Esa noche, al llegar a casa tras el tráfico, encontró a Carmen con el móvil.
—¿Tan tarde?—gruñó ella.
—Tráfico—respondió él.
—Laura llamó, nos invitó a Nochevieja—dijo—. ¿Por qué no dices nada?
—Ya aceptaste—se encogió de hombros.
—¿Te molesta?—preguntó irritada.
—Quería quedarnos en casa. Nos estamos distanciando, Carmen. Celebrémoslo solos, romántico, con velas.
—¿En serio?—bufó—. Mirar la tele, luego a tus padres, luego a mi madre. Aburrido. Le dije que sí a Laura.

Se enfrascó en el móvil. Javier lo intentó de nuevo:
—Digamos que cambian los planes.
—No—cortó ella.

En la fiesta de Laura había bullicio. Javier notó cómo un hombre no apartaba los ojos de Carmen. Ella coqueteaba, reía fuerte y luego bailó con él. Tras el baile, se apartaron a un rincón, hablando animadamente. Javier se marchó sin decir nada.

Carmen llegó tres horas más tarde, furiosa:
—¡Me abandonaste!
—Estabas ocupada—replicó él—. ¿Te acompañó tu caballero?
—¡Sí! Y tú…—se calló.
—¿Qué, yo? ¿Él es rico y yo un fracasado? ¿Quizá deberíamos divorciarnos?
—¡Pues sí!—espetó.

Recibieron el Año Nuevo discutiendo. El divorcio era inevitable. Carmen exigió el piso, pero Javier se negó—él pagó la hipoteca y la reforma. El juez repartió los bienes. A ella le tocó un estudio y parte del mobiliario.

Al principio fue duro, pero Javier se acostumbró a la soledad. Aprendió a cocinar, la lavadora hacía su trabajo, y aunque odiaba planchar, lo superaba.

Una tarde, al aparcar cerca de casa, oyó una puerta abrirse. Una mujer tropezó en el umbral, pero él la sostuvo a tiempo.
—¡Se me rompió el tacón!—exclamó—. ¡Ahora llegaré tarde!
—Déjeme acompañarla a casa, cámbiese y la llevo adonde necesite—ofreció.

Ella sonrió triste:
—¿En serio? Gracias.

De camino, confesó:
—Le conozco. Hace dos meses inundé su piso. Vive debajo del mío.

Javier recordó—entonces parecía mayor.
—Mi hijo murió hace un año y medio—susurró—. Mi marido no lo soportó, se fue. Ahora tiene otra familia… Usted tampoco parece feliz.

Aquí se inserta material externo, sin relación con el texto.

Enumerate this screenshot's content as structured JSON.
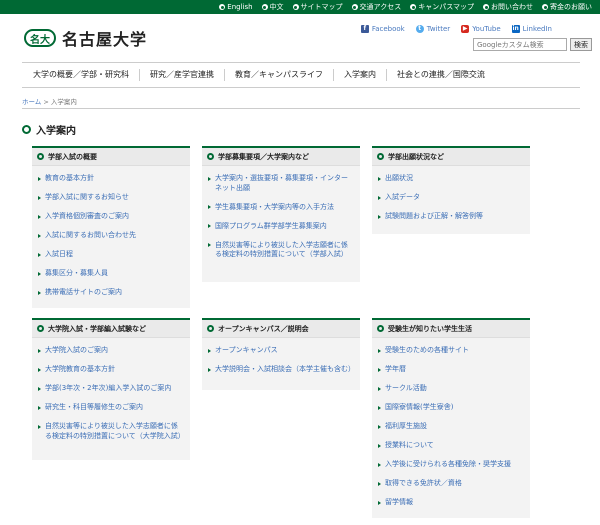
{
  "topbar": {
    "links": [
      "English",
      "中文",
      "サイトマップ",
      "交通アクセス",
      "キャンパスマップ",
      "お問い合わせ",
      "寄金のお願い"
    ]
  },
  "header": {
    "logo_mark": "名大",
    "logo_text": "名古屋大学"
  },
  "social": [
    {
      "label": "Facebook",
      "icon": "facebook-icon",
      "glyph": "f"
    },
    {
      "label": "Twitter",
      "icon": "twitter-icon",
      "glyph": "t"
    },
    {
      "label": "YouTube",
      "icon": "youtube-icon",
      "glyph": "▶"
    },
    {
      "label": "LinkedIn",
      "icon": "linkedin-icon",
      "glyph": "in"
    }
  ],
  "search": {
    "placeholder": "Googleカスタム検索",
    "button_label": "検索"
  },
  "gnav": [
    "大学の概要／学部・研究科",
    "研究／産学官連携",
    "教育／キャンパスライフ",
    "入学案内",
    "社会との連携／国際交流"
  ],
  "breadcrumb": {
    "home": "ホーム",
    "sep": " > ",
    "current": "入学案内"
  },
  "page_title": "入学案内",
  "panels": [
    {
      "title": "学部入試の概要",
      "items": [
        "教育の基本方針",
        "学部入試に関するお知らせ",
        "入学資格個別審査のご案内",
        "入試に関するお問い合わせ先",
        "入試日程",
        "募集区分・募集人員",
        "携帯電話サイトのご案内"
      ]
    },
    {
      "title": "学部募集要項／大学案内など",
      "items": [
        "大学案内・選抜要項・募集要項・インターネット出願",
        "学生募集要項・大学案内等の入手方法",
        "国際プログラム群学部学生募集案内",
        "自然災害等により被災した入学志願者に係る検定料の特別措置について（学部入試）"
      ]
    },
    {
      "title": "学部出願状況など",
      "items": [
        "出願状況",
        "入試データ",
        "試験問題および正解・解答例等"
      ]
    },
    {
      "title": "大学院入試・学部編入試験など",
      "items": [
        "大学院入試のご案内",
        "大学院教育の基本方針",
        "学部(3年次・2年次)編入学入試のご案内",
        "研究生・科目等履修生のご案内",
        "自然災害等により被災した入学志願者に係る検定料の特別措置について（大学院入試）"
      ]
    },
    {
      "title": "オープンキャンパス／説明会",
      "items": [
        "オープンキャンパス",
        "大学説明会・入試相談会（本学主催も含む）"
      ]
    },
    {
      "title": "受験生が知りたい学生生活",
      "items": [
        "受験生のための各種サイト",
        "学年暦",
        "サークル活動",
        "国際寮情報(学生寮舎)",
        "福利厚生施設",
        "授業料について",
        "入学後に受けられる各種免除・奨学支援",
        "取得できる免許状／資格",
        "留学情報"
      ]
    }
  ]
}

No llegó a responder—llegaron a su destino. Al día siguiente, ella le llevó un guiso:
—Debo agradecerle. Cocino demasiado y no tengo con quién compartirlo.

Javier le invitó a cenar juntos.
—Soy Elena—dijo—. Mi hijo me llamaba Maya, como la abeja del dibujo.

Sus ojos se llenaron de lágrimas. Pronto se marchó.

Se cruzaban a veces en el portal, intercambiando pocas palabras. Cuando Javier enfermó, ella le llevó medicinas:
—Te oigo to—Tenías mala cara y no quería que empeoraras.